Karhutla Ancam Perbatasan Balangan dan HSU, BPBD Sepakat Perkuat Sinergi Cegah Api Meluas
Inews Amuntai- Ancaman kebakaran hutan dan lahan (karhutla) kembali menghantui wilayah perbatasan Kabupaten Balangan dan Kabupaten Hulu Sungai Utara (HSU). Kondisi musim kemarau yang kian ekstrem, ditambah dominasi lahan gambut di kawasan tersebut, membuat risiko karhutla meningkat tajam.

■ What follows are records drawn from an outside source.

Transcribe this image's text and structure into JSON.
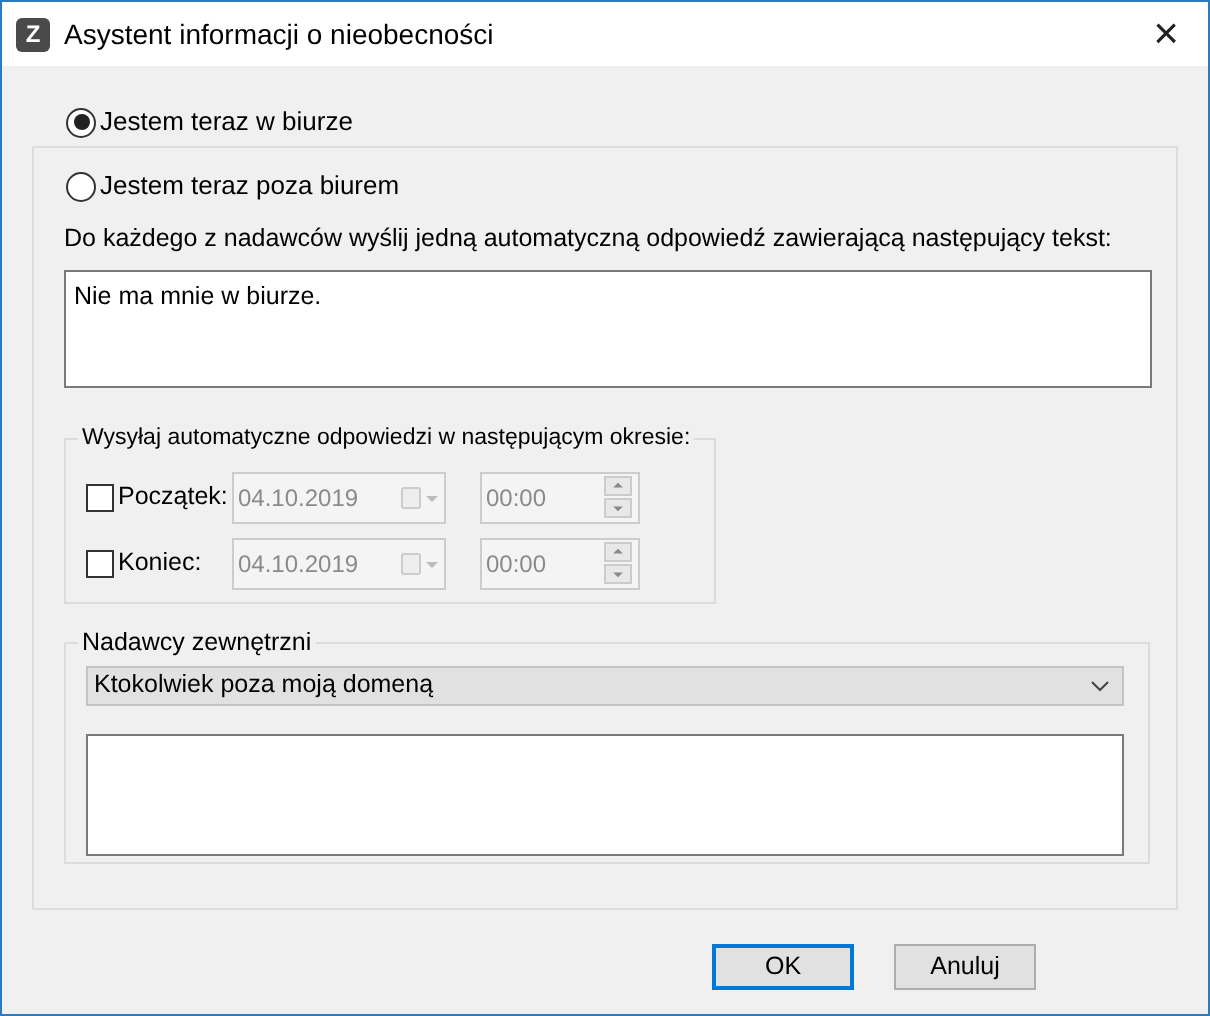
{
  "window": {
    "app_icon": "Z",
    "title": "Asystent informacji o nieobecności",
    "close": "×"
  },
  "modes": [
    {
      "label": "Jestem teraz w biurze",
      "selected": true
    },
    {
      "label": "Jestem teraz poza biurem",
      "selected": false
    }
  ],
  "reply_label": "Do każdego z nadawców wyślij jedną automatyczną odpowiedź zawierającą następujący tekst:",
  "reply_text": "Nie ma mnie w biurze.",
  "period": {
    "title": "Wysyłaj automatyczne odpowiedzi w następującym okresie:",
    "rows": [
      {
        "label": "Początek:",
        "checked": false,
        "date": "04.10.2019",
        "time": "00:00"
      },
      {
        "label": "Koniec:",
        "checked": false,
        "date": "04.10.2019",
        "time": "00:00"
      }
    ]
  },
  "external": {
    "title": "Nadawcy zewnętrzni",
    "audience": "Ktokolwiek poza moją domeną"
  },
  "buttons": [
    {
      "label": "OK",
      "default": true
    },
    {
      "label": "Anuluj",
      "default": false
    }
  ]
}
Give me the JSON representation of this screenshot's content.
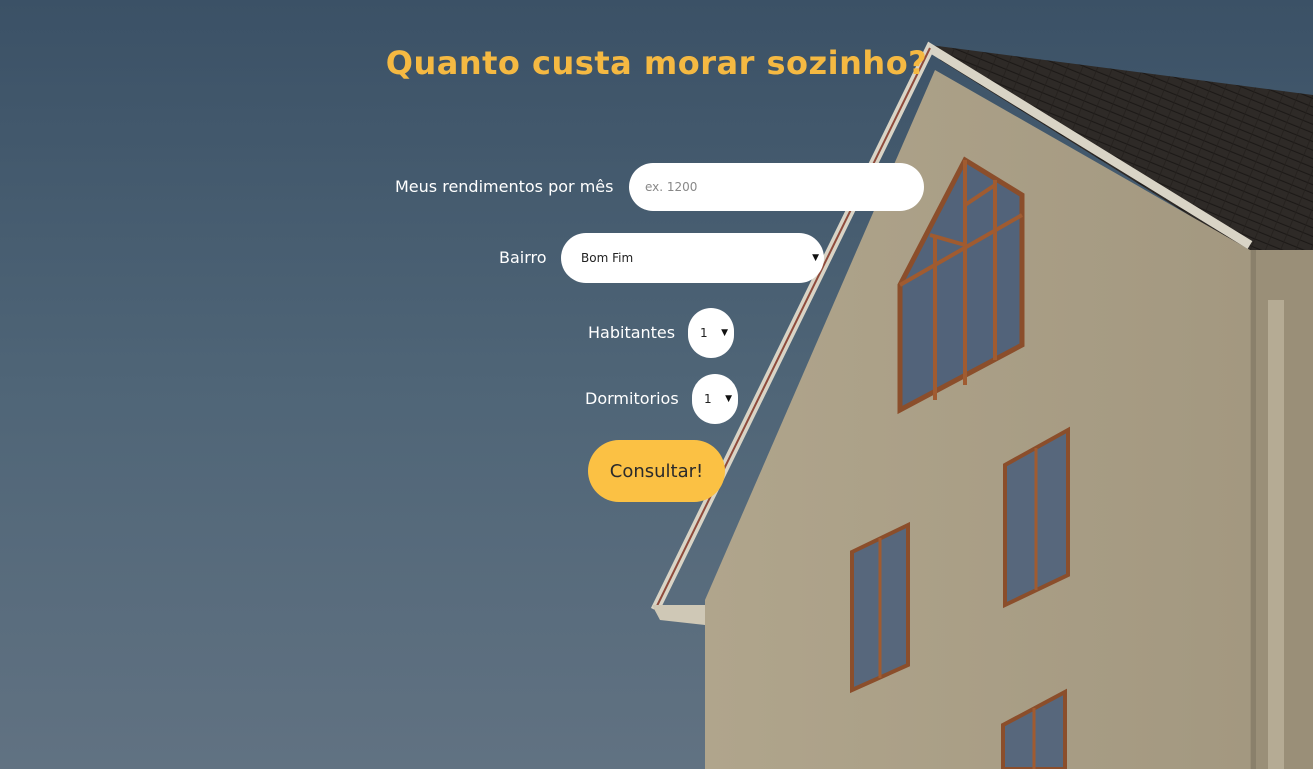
{
  "page": {
    "title": "Quanto custa morar sozinho?"
  },
  "form": {
    "income": {
      "label": "Meus rendimentos por mês",
      "placeholder": "ex. 1200",
      "value": ""
    },
    "neighborhood": {
      "label": "Bairro",
      "selected": "Bom Fim"
    },
    "inhabitants": {
      "label": "Habitantes",
      "selected": "1"
    },
    "bedrooms": {
      "label": "Dormitorios",
      "selected": "1"
    },
    "submit_label": "Consultar!"
  },
  "colors": {
    "accent": "#fbc144",
    "title": "#f5b942",
    "sky": "#4d6376"
  }
}
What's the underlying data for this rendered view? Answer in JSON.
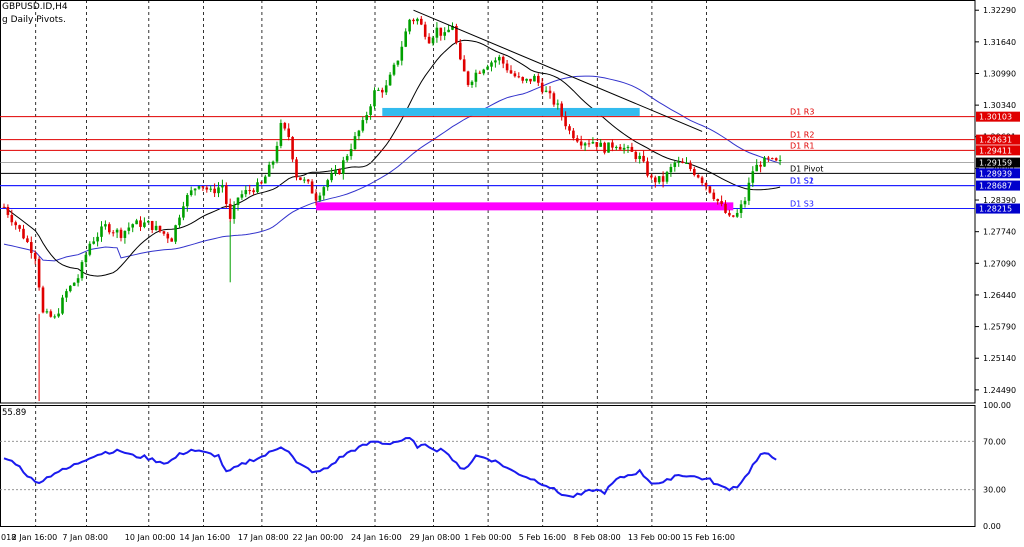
{
  "header": {
    "symbol_line": "GBPUSD.ID,H4",
    "indicator_line": "g Daily Pivots."
  },
  "rsi_panel": {
    "value_label": "55.89",
    "levels": [
      "100.00",
      "70.00",
      "30.00",
      "0.00"
    ]
  },
  "colors": {
    "background": "#ffffff",
    "candle_bull": "#00a000",
    "candle_bear": "#e00000",
    "resistance": "#e00000",
    "support": "#1a1aff",
    "pivot": "#000000",
    "ma_blue": "#3333cc",
    "ma_black": "#000000",
    "zone_cyan": "#33bbee",
    "zone_magenta": "#ff00ff",
    "rsi_line": "#1a1aee",
    "grid": "#000000",
    "price_tag_red": "#e00000",
    "price_tag_blue": "#0000cc"
  },
  "chart_data": [
    {
      "type": "candlestick",
      "title": "",
      "y_ticks": [
        "1.32290",
        "1.31640",
        "1.30990",
        "1.30340",
        "1.29691",
        "1.29041",
        "1.28390",
        "1.27740",
        "1.27090",
        "1.26440",
        "1.25790",
        "1.25140",
        "1.24490"
      ],
      "ylim": [
        1.2422,
        1.325
      ],
      "x_ticks": [
        "018",
        "2 Jan 16:00",
        "7 Jan 08:00",
        "10 Jan 00:00",
        "14 Jan 16:00",
        "17 Jan 08:00",
        "22 Jan 00:00",
        "24 Jan 16:00",
        "29 Jan 08:00",
        "1 Feb 00:00",
        "5 Feb 16:00",
        "8 Feb 08:00",
        "13 Feb 00:00",
        "15 Feb 16:00"
      ],
      "pivot_levels": [
        {
          "name": "D1 R3",
          "value": 1.30103,
          "tag": "1.30103",
          "kind": "resistance"
        },
        {
          "name": "D1 R2",
          "value": 1.29631,
          "tag": "1.29631",
          "kind": "resistance"
        },
        {
          "name": "D1 R1",
          "value": 1.29411,
          "tag": "1.29411",
          "kind": "resistance"
        },
        {
          "name": "D1 Pivot",
          "value": 1.28939,
          "tag": "1.28939",
          "kind": "pivot"
        },
        {
          "name": "D1 S1",
          "value": 1.28687,
          "tag": "1.28687",
          "kind": "support"
        },
        {
          "name": "D1 S2",
          "value": 1.28687,
          "tag": "",
          "kind": "support"
        },
        {
          "name": "D1 S3",
          "value": 1.28215,
          "tag": "1.28215",
          "kind": "support"
        }
      ],
      "current_price": {
        "value": 1.29159,
        "tag": "1.29159"
      },
      "zones": [
        {
          "name": "resistance-zone",
          "price": 1.302,
          "from_bar": 97,
          "to_bar": 163,
          "color": "#33bbee"
        },
        {
          "name": "support-zone",
          "price": 1.2826,
          "from_bar": 80,
          "to_bar": 187,
          "color": "#ff00ff"
        }
      ],
      "trendline": {
        "from": {
          "bar": 105,
          "price": 1.3229
        },
        "to": {
          "bar": 179,
          "price": 1.298
        }
      },
      "waypoints": [
        [
          0,
          1.2825
        ],
        [
          5,
          1.2765
        ],
        [
          8,
          1.2725
        ],
        [
          10,
          1.2605
        ],
        [
          13,
          1.2595
        ],
        [
          16,
          1.265
        ],
        [
          19,
          1.268
        ],
        [
          22,
          1.275
        ],
        [
          26,
          1.2785
        ],
        [
          30,
          1.277
        ],
        [
          33,
          1.279
        ],
        [
          37,
          1.279
        ],
        [
          40,
          1.2775
        ],
        [
          43,
          1.276
        ],
        [
          46,
          1.2835
        ],
        [
          50,
          1.2875
        ],
        [
          53,
          1.2855
        ],
        [
          56,
          1.287
        ],
        [
          58,
          1.2795
        ],
        [
          60,
          1.2845
        ],
        [
          63,
          1.286
        ],
        [
          66,
          1.287
        ],
        [
          69,
          1.292
        ],
        [
          71,
          1.299
        ],
        [
          73,
          1.297
        ],
        [
          75,
          1.289
        ],
        [
          78,
          1.287
        ],
        [
          80,
          1.2845
        ],
        [
          83,
          1.288
        ],
        [
          86,
          1.29
        ],
        [
          89,
          1.295
        ],
        [
          92,
          1.2995
        ],
        [
          95,
          1.306
        ],
        [
          98,
          1.307
        ],
        [
          101,
          1.313
        ],
        [
          104,
          1.321
        ],
        [
          106,
          1.321
        ],
        [
          109,
          1.317
        ],
        [
          111,
          1.319
        ],
        [
          113,
          1.3175
        ],
        [
          115,
          1.32
        ],
        [
          117,
          1.312
        ],
        [
          119,
          1.308
        ],
        [
          121,
          1.31
        ],
        [
          124,
          1.312
        ],
        [
          127,
          1.313
        ],
        [
          130,
          1.31
        ],
        [
          133,
          1.308
        ],
        [
          136,
          1.309
        ],
        [
          139,
          1.306
        ],
        [
          142,
          1.303
        ],
        [
          145,
          1.298
        ],
        [
          148,
          1.296
        ],
        [
          151,
          1.296
        ],
        [
          154,
          1.2945
        ],
        [
          157,
          1.2955
        ],
        [
          160,
          1.294
        ],
        [
          163,
          1.2925
        ],
        [
          166,
          1.288
        ],
        [
          169,
          1.288
        ],
        [
          172,
          1.2915
        ],
        [
          175,
          1.291
        ],
        [
          178,
          1.289
        ],
        [
          181,
          1.286
        ],
        [
          184,
          1.2825
        ],
        [
          186,
          1.28
        ],
        [
          188,
          1.281
        ],
        [
          190,
          1.284
        ],
        [
          192,
          1.29
        ],
        [
          194,
          1.2915
        ],
        [
          196,
          1.292
        ],
        [
          198,
          1.2915
        ]
      ]
    },
    {
      "type": "line",
      "title": "RSI",
      "last_value": 55.89,
      "ylim": [
        0,
        100
      ],
      "levels": [
        70,
        30
      ],
      "rsi_values": [
        [
          0,
          56
        ],
        [
          3,
          52
        ],
        [
          6,
          42
        ],
        [
          8,
          36
        ],
        [
          10,
          38
        ],
        [
          13,
          44
        ],
        [
          16,
          47
        ],
        [
          19,
          52
        ],
        [
          22,
          57
        ],
        [
          26,
          61
        ],
        [
          30,
          62
        ],
        [
          33,
          58
        ],
        [
          36,
          57
        ],
        [
          39,
          54
        ],
        [
          42,
          52
        ],
        [
          45,
          59
        ],
        [
          48,
          63
        ],
        [
          52,
          60
        ],
        [
          55,
          58
        ],
        [
          57,
          44
        ],
        [
          60,
          49
        ],
        [
          63,
          54
        ],
        [
          66,
          57
        ],
        [
          69,
          62
        ],
        [
          71,
          66
        ],
        [
          73,
          62
        ],
        [
          75,
          52
        ],
        [
          78,
          47
        ],
        [
          80,
          44
        ],
        [
          83,
          48
        ],
        [
          86,
          56
        ],
        [
          89,
          62
        ],
        [
          92,
          66
        ],
        [
          95,
          70
        ],
        [
          98,
          68
        ],
        [
          101,
          70
        ],
        [
          104,
          72
        ],
        [
          106,
          66
        ],
        [
          109,
          66
        ],
        [
          111,
          63
        ],
        [
          113,
          63
        ],
        [
          115,
          55
        ],
        [
          117,
          47
        ],
        [
          119,
          50
        ],
        [
          121,
          58
        ],
        [
          124,
          56
        ],
        [
          127,
          52
        ],
        [
          130,
          46
        ],
        [
          133,
          42
        ],
        [
          136,
          38
        ],
        [
          139,
          34
        ],
        [
          142,
          28
        ],
        [
          145,
          24
        ],
        [
          148,
          26
        ],
        [
          151,
          30
        ],
        [
          154,
          28
        ],
        [
          157,
          38
        ],
        [
          160,
          42
        ],
        [
          163,
          45
        ],
        [
          166,
          36
        ],
        [
          169,
          35
        ],
        [
          172,
          42
        ],
        [
          175,
          42
        ],
        [
          178,
          40
        ],
        [
          181,
          38
        ],
        [
          184,
          32
        ],
        [
          186,
          31
        ],
        [
          188,
          33
        ],
        [
          190,
          40
        ],
        [
          192,
          50
        ],
        [
          194,
          58
        ],
        [
          196,
          60
        ],
        [
          198,
          56
        ]
      ]
    }
  ]
}
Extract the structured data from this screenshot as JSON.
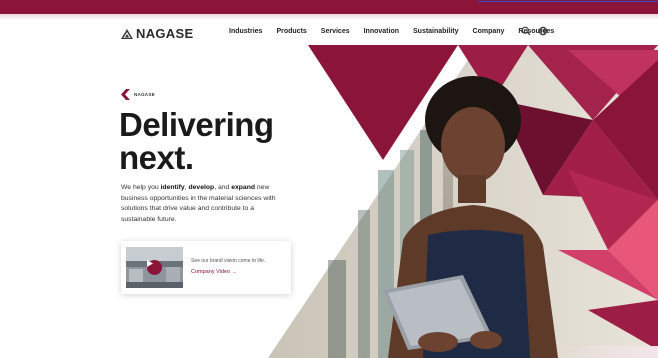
{
  "brand": {
    "name": "NAGASE",
    "accent": "#8a1538",
    "accent_light": "#e8577a"
  },
  "nav": {
    "items": [
      "Industries",
      "Products",
      "Services",
      "Innovation",
      "Sustainability",
      "Company",
      "Resources"
    ],
    "icons": [
      "search-icon",
      "globe-icon"
    ]
  },
  "hero": {
    "eyebrow": "NAGASE",
    "headline_line1": "Delivering",
    "headline_line2": "next.",
    "intro_1": "We help you ",
    "intro_identify": "identify",
    "intro_2": ", ",
    "intro_develop": "develop",
    "intro_3": ", and ",
    "intro_expand": "expand",
    "intro_4": " new business opportunities in the material sciences with solutions that drive value and contribute to a sustainable future."
  },
  "video_card": {
    "text": "See our brand vision come to life.",
    "link": "Company Video →"
  }
}
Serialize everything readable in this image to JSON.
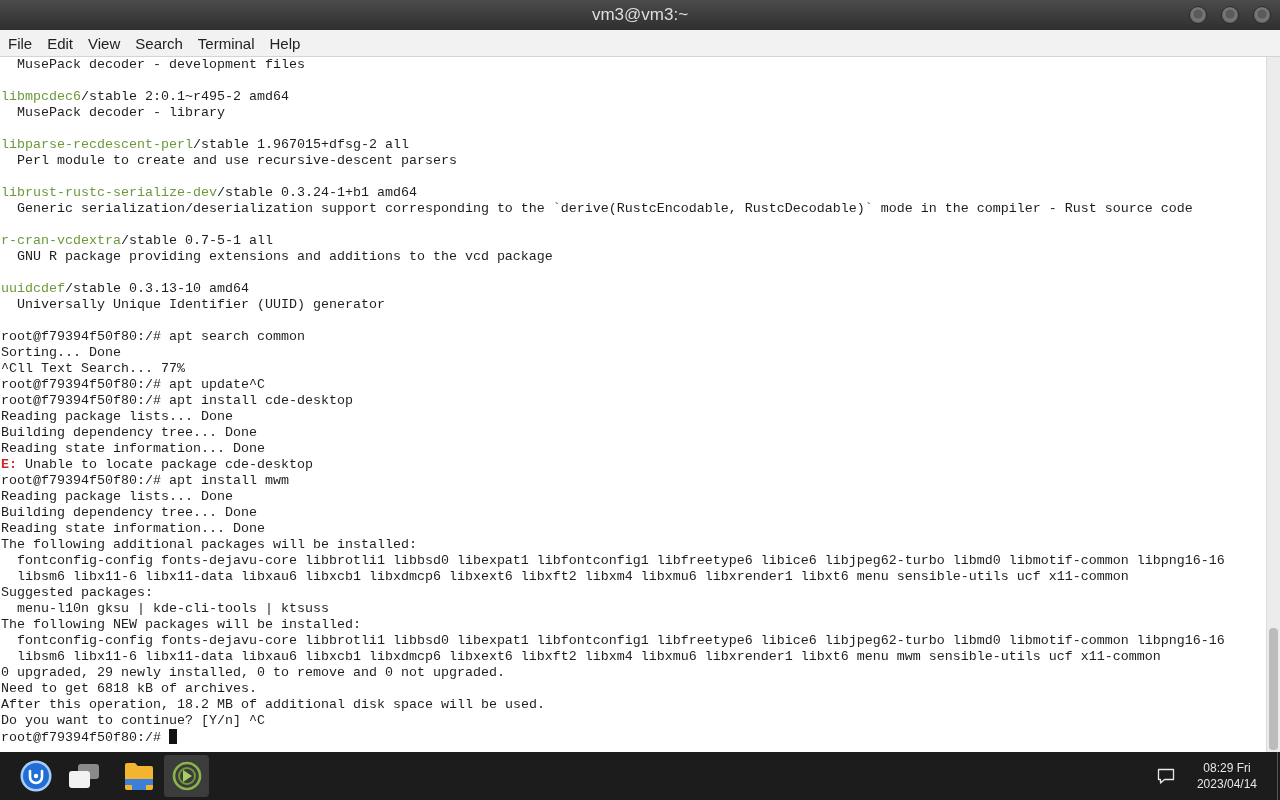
{
  "window": {
    "title": "vm3@vm3:~"
  },
  "menu": [
    "File",
    "Edit",
    "View",
    "Search",
    "Terminal",
    "Help"
  ],
  "terminal": {
    "lines": [
      {
        "kind": "detail",
        "text": "MusePack decoder - development files"
      },
      {
        "kind": "blank"
      },
      {
        "kind": "package",
        "name": "libmpcdec6",
        "text": "/stable 2:0.1~r495-2 amd64"
      },
      {
        "kind": "detail",
        "text": "MusePack decoder - library"
      },
      {
        "kind": "blank"
      },
      {
        "kind": "package",
        "name": "libparse-recdescent-perl",
        "text": "/stable 1.967015+dfsg-2 all"
      },
      {
        "kind": "detail",
        "text": "Perl module to create and use recursive-descent parsers"
      },
      {
        "kind": "blank"
      },
      {
        "kind": "package",
        "name": "librust-rustc-serialize-dev",
        "text": "/stable 0.3.24-1+b1 amd64"
      },
      {
        "kind": "detail",
        "text": "Generic serialization/deserialization support corresponding to the `derive(RustcEncodable, RustcDecodable)` mode in the compiler - Rust source code"
      },
      {
        "kind": "blank"
      },
      {
        "kind": "package",
        "name": "r-cran-vcdextra",
        "text": "/stable 0.7-5-1 all"
      },
      {
        "kind": "detail",
        "text": "GNU R package providing extensions and additions to the vcd package"
      },
      {
        "kind": "blank"
      },
      {
        "kind": "package",
        "name": "uuidcdef",
        "text": "/stable 0.3.13-10 amd64"
      },
      {
        "kind": "detail",
        "text": "Universally Unique Identifier (UUID) generator"
      },
      {
        "kind": "blank"
      },
      {
        "kind": "plain",
        "text": "root@f79394f50f80:/# apt search common"
      },
      {
        "kind": "plain",
        "text": "Sorting... Done"
      },
      {
        "kind": "plain",
        "text": "^Cll Text Search... 77%"
      },
      {
        "kind": "plain",
        "text": "root@f79394f50f80:/# apt update^C"
      },
      {
        "kind": "plain",
        "text": "root@f79394f50f80:/# apt install cde-desktop"
      },
      {
        "kind": "plain",
        "text": "Reading package lists... Done"
      },
      {
        "kind": "plain",
        "text": "Building dependency tree... Done"
      },
      {
        "kind": "plain",
        "text": "Reading state information... Done"
      },
      {
        "kind": "error",
        "tag": "E:",
        "text": "Unable to locate package cde-desktop"
      },
      {
        "kind": "plain",
        "text": "root@f79394f50f80:/# apt install mwm"
      },
      {
        "kind": "plain",
        "text": "Reading package lists... Done"
      },
      {
        "kind": "plain",
        "text": "Building dependency tree... Done"
      },
      {
        "kind": "plain",
        "text": "Reading state information... Done"
      },
      {
        "kind": "plain",
        "text": "The following additional packages will be installed:"
      },
      {
        "kind": "detail",
        "text": "fontconfig-config fonts-dejavu-core libbrotli1 libbsd0 libexpat1 libfontconfig1 libfreetype6 libice6 libjpeg62-turbo libmd0 libmotif-common libpng16-16"
      },
      {
        "kind": "detail",
        "text": "libsm6 libx11-6 libx11-data libxau6 libxcb1 libxdmcp6 libxext6 libxft2 libxm4 libxmu6 libxrender1 libxt6 menu sensible-utils ucf x11-common"
      },
      {
        "kind": "plain",
        "text": "Suggested packages:"
      },
      {
        "kind": "detail",
        "text": "menu-l10n gksu | kde-cli-tools | ktsuss"
      },
      {
        "kind": "plain",
        "text": "The following NEW packages will be installed:"
      },
      {
        "kind": "detail",
        "text": "fontconfig-config fonts-dejavu-core libbrotli1 libbsd0 libexpat1 libfontconfig1 libfreetype6 libice6 libjpeg62-turbo libmd0 libmotif-common libpng16-16"
      },
      {
        "kind": "detail",
        "text": "libsm6 libx11-6 libx11-data libxau6 libxcb1 libxdmcp6 libxext6 libxft2 libxm4 libxmu6 libxrender1 libxt6 menu mwm sensible-utils ucf x11-common"
      },
      {
        "kind": "plain",
        "text": "0 upgraded, 29 newly installed, 0 to remove and 0 not upgraded."
      },
      {
        "kind": "plain",
        "text": "Need to get 6818 kB of archives."
      },
      {
        "kind": "plain",
        "text": "After this operation, 18.2 MB of additional disk space will be used."
      },
      {
        "kind": "plain",
        "text": "Do you want to continue? [Y/n] ^C"
      },
      {
        "kind": "plain",
        "text": "root@f79394f50f80:/#",
        "cursor": true
      }
    ]
  },
  "taskbar": {
    "apps": [
      {
        "kind": "start",
        "selected": false
      },
      {
        "kind": "windows",
        "selected": false
      },
      {
        "kind": "folder",
        "selected": false
      },
      {
        "kind": "terminal",
        "selected": true
      }
    ],
    "clock": {
      "time": "08:29 Fri",
      "date": "2023/04/14"
    }
  }
}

Mengantisipasi hal tersebut, Badan Penanggulangan Bencana Daerah (BPBD) dari kedua kabupaten duduk bersama untuk membangun kesepakatan dan memperkuat koordinasi lintas daerah. Pertemuan ini digelar sebagai upaya nyata agar kejadian kebakaran tidak terulang dan tidak meluas hingga sulit dikendalikan.
“Kalau tidak cepat diantisipasi, kebakaran bisa merembet lebih luas. Apalagi kawasan perbatasan didominasi lahan gambut yang sangat mudah terbakar,” ujar salah satu pejabat BPBD yang hadir.

Baca Juga : Ribuan Warga HSU Larut dalam Shalawat Bersama Habib Syech dan Wagub Kalsel
Sinergi Dua Daerah Jadi Kunci
Menurut pejabat tersebut, sinergi antara Balangan dan HSU bukanlah hal baru. Selama ini kedua daerah sudah kerap bekerja sama dalam berbagai penanganan bencana. Namun, khusus menghadapi ancaman karhutla, koordinasi perlu terus diperkuat agar langkah yang diambil lebih efektif dan tepat sasaran.
“Kami sepakat untuk saling berbagi informasi dan cepat berkoordinasi jika muncul titik api. Harapannya, penanganan bisa lebih cepat, terarah, dan tidak menunggu hingga api membesar,” tambahnya.
Langkah Antisipatif: Dari Pemetaan hingga Patroli
Dalam kesepakatan bersama itu, kedua BPBD berkomitmen untuk memperkuat pemetaan titik-titik rawan kebakaran. Pemetaan ini penting agar tim patroli bisa lebih fokus melakukan pengawasan di area yang dianggap paling rentan.
Selain patroli gabungan, pemantauan berbasis laporan cepat dari masyarakat juga diperkuat. Sistem ini memungkinkan warga melapor segera jika melihat adanya tanda-tanda kebakaran, seperti asap atau percikan api kecil.
“Kami ingin masyarakat ikut terlibat aktif. Semakin cepat laporan diterima, semakin cepat pula tim bisa bergerak di lapangan,” tegas salah satu pejabat BPBD.
Harapan ke Depan
Kolaborasi dua kabupaten ini diharapkan mampu menjadi contoh bagi daerah lain yang memiliki wilayah perbatasan rawan karhutla. Dengan koordinasi yang baik, pembagian informasi yang cepat, serta kesigapan di lapangan, potensi kebakaran di musim kemarau bisa ditekan seminimal mungkin.
“Karhutla bukan hanya masalah satu daerah, tetapi persoalan bersama. Kalau api meluas, dampaknya bisa sampai ke berbagai wilayah. Karena itu, sinergi menjadi kunci utama,” pungkas pejabat tersebut.